The sixties and the seventies, however, saw the actor slow down in terms of solo releases. The advent of Rajesh Khanna’s brand of romance in the late sixties, and Amitabh Bachchan’s Angry Young Man in the mid-seventies, changed Bollywood trends. The great socials of the fifties and the sixties seemed to be on the wane. Dilip Kumar decided to take a break in 1976, after Bairag.

He would come back, of course, in Manoj Kumar’s 1981 release Kranti.

The film was a multi-starrer, Bollywood’ chosen genre of the eighties, and Dilip Kumar found ready takers in such lavishly-mounted productions that needed multiple heroes across age groups.

He was notably seen in the Subhash Ghai multi-starrers Vidhaata (1982) and Karma (1986) as well as Saudagar in 1991. Two-hero or multi-hero projects as Shakti (1982), Mazdoor (1983), Mashaal (1984) and Duniya (1984) mark his last phase as an actor.

The five decades of acting is balanced by the irony that Dilip Kumar never released a film as director.

In his lifetime, he is said to have been involved with direction twice.

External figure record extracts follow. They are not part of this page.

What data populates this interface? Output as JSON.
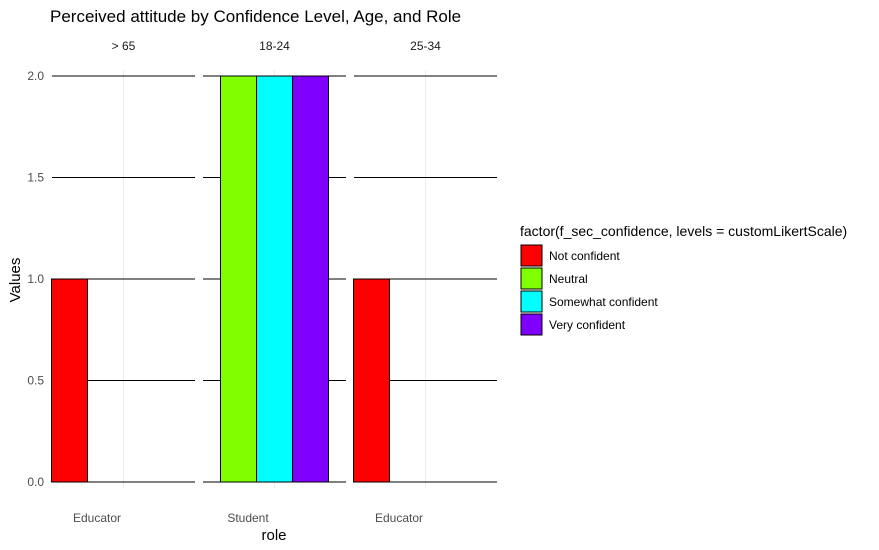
{
  "chart_data": {
    "type": "bar",
    "title": "Perceived attitude by Confidence Level, Age, and Role",
    "xlabel": "role",
    "ylabel": "Values",
    "ylim": [
      0,
      2
    ],
    "y_ticks": [
      "0.0",
      "0.5",
      "1.0",
      "1.5",
      "2.0"
    ],
    "legend": {
      "title": "factor(f_sec_confidence, levels = customLikertScale)",
      "position": "right",
      "entries": [
        {
          "label": "Not confident",
          "color": "#ff0000"
        },
        {
          "label": "Neutral",
          "color": "#80ff00"
        },
        {
          "label": "Somewhat confident",
          "color": "#00ffff"
        },
        {
          "label": "Very confident",
          "color": "#8000ff"
        }
      ]
    },
    "panels": [
      {
        "facet": "> 65",
        "category": "Educator",
        "bars": [
          {
            "level": "Not confident",
            "value": 1
          }
        ]
      },
      {
        "facet": "18-24",
        "category": "Student",
        "bars": [
          {
            "level": "Neutral",
            "value": 2
          },
          {
            "level": "Somewhat confident",
            "value": 2
          },
          {
            "level": "Very confident",
            "value": 2
          }
        ]
      },
      {
        "facet": "25-34",
        "category": "Educator",
        "bars": [
          {
            "level": "Not confident",
            "value": 1
          }
        ]
      }
    ]
  }
}
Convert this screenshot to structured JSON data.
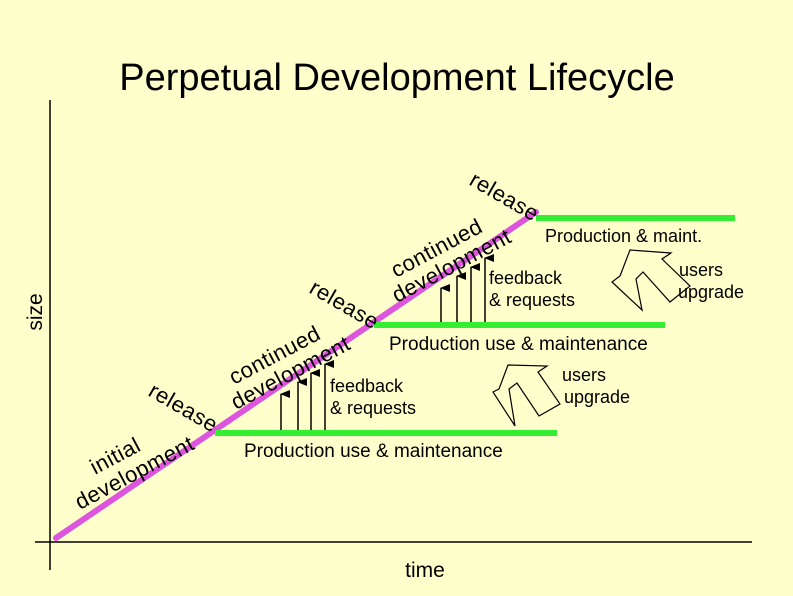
{
  "title": "Perpetual Development Lifecycle",
  "axes": {
    "y_label": "size",
    "x_label": "time"
  },
  "phases": {
    "initial_1": "initial",
    "initial_2": "development",
    "release_1": "release",
    "continued_a1": "continued",
    "continued_a2": "development",
    "release_2": "release",
    "continued_b1": "continued",
    "continued_b2": "development",
    "release_3": "release"
  },
  "feedback": {
    "lower_1": "feedback",
    "lower_2": "& requests",
    "upper_1": "feedback",
    "upper_2": "& requests"
  },
  "upgrades": {
    "lower_1": "users",
    "lower_2": "upgrade",
    "upper_1": "users",
    "upper_2": "upgrade"
  },
  "bars": {
    "lower": "Production use & maintenance",
    "middle": "Production use & maintenance",
    "top": "Production & maint."
  },
  "colors": {
    "background": "#FFFFCC",
    "lifecycle_line": "#DD55DD",
    "production_bar": "#33EE33",
    "ink": "#000000"
  }
}
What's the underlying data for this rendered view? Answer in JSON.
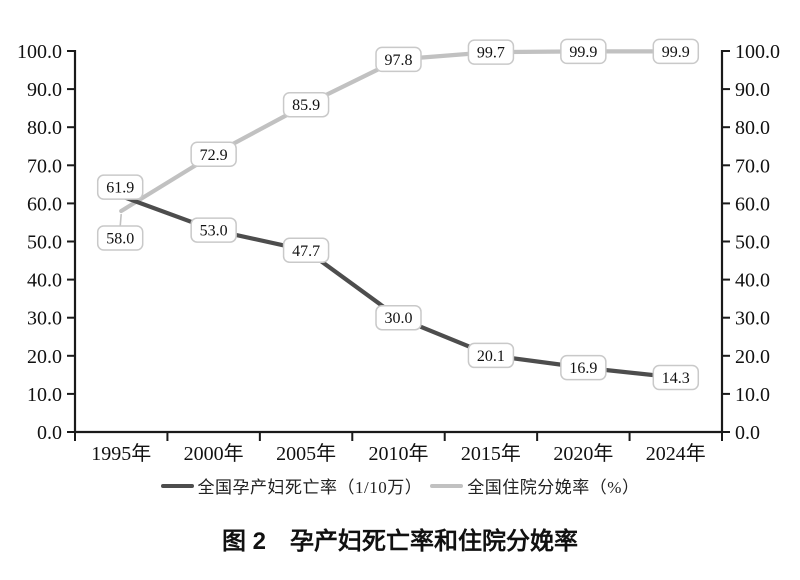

He is said to have directed the 1966 drama Dil Diya Dard Liya along with the officially-mentioned helmer, Abdul Rashid Kardar, though he isn’t credited as a director for the project.

Decades later, he would launch the self-starring Kalinga, with Jackie Shroff, Meenakshi Sheshadri and Amitoj Mann. Some say the film was shot, though it never saw light of day.

For a man known to take an active interest in all departments of some of the biggest projects of his heydays, it remains a mystery why Dilip Kumar lost interest in releasing Kalinga. Perhaps the phenomenon, one of 12 children born to a Peshawari fruit merchant, knew when to go cold on a bad business prospect.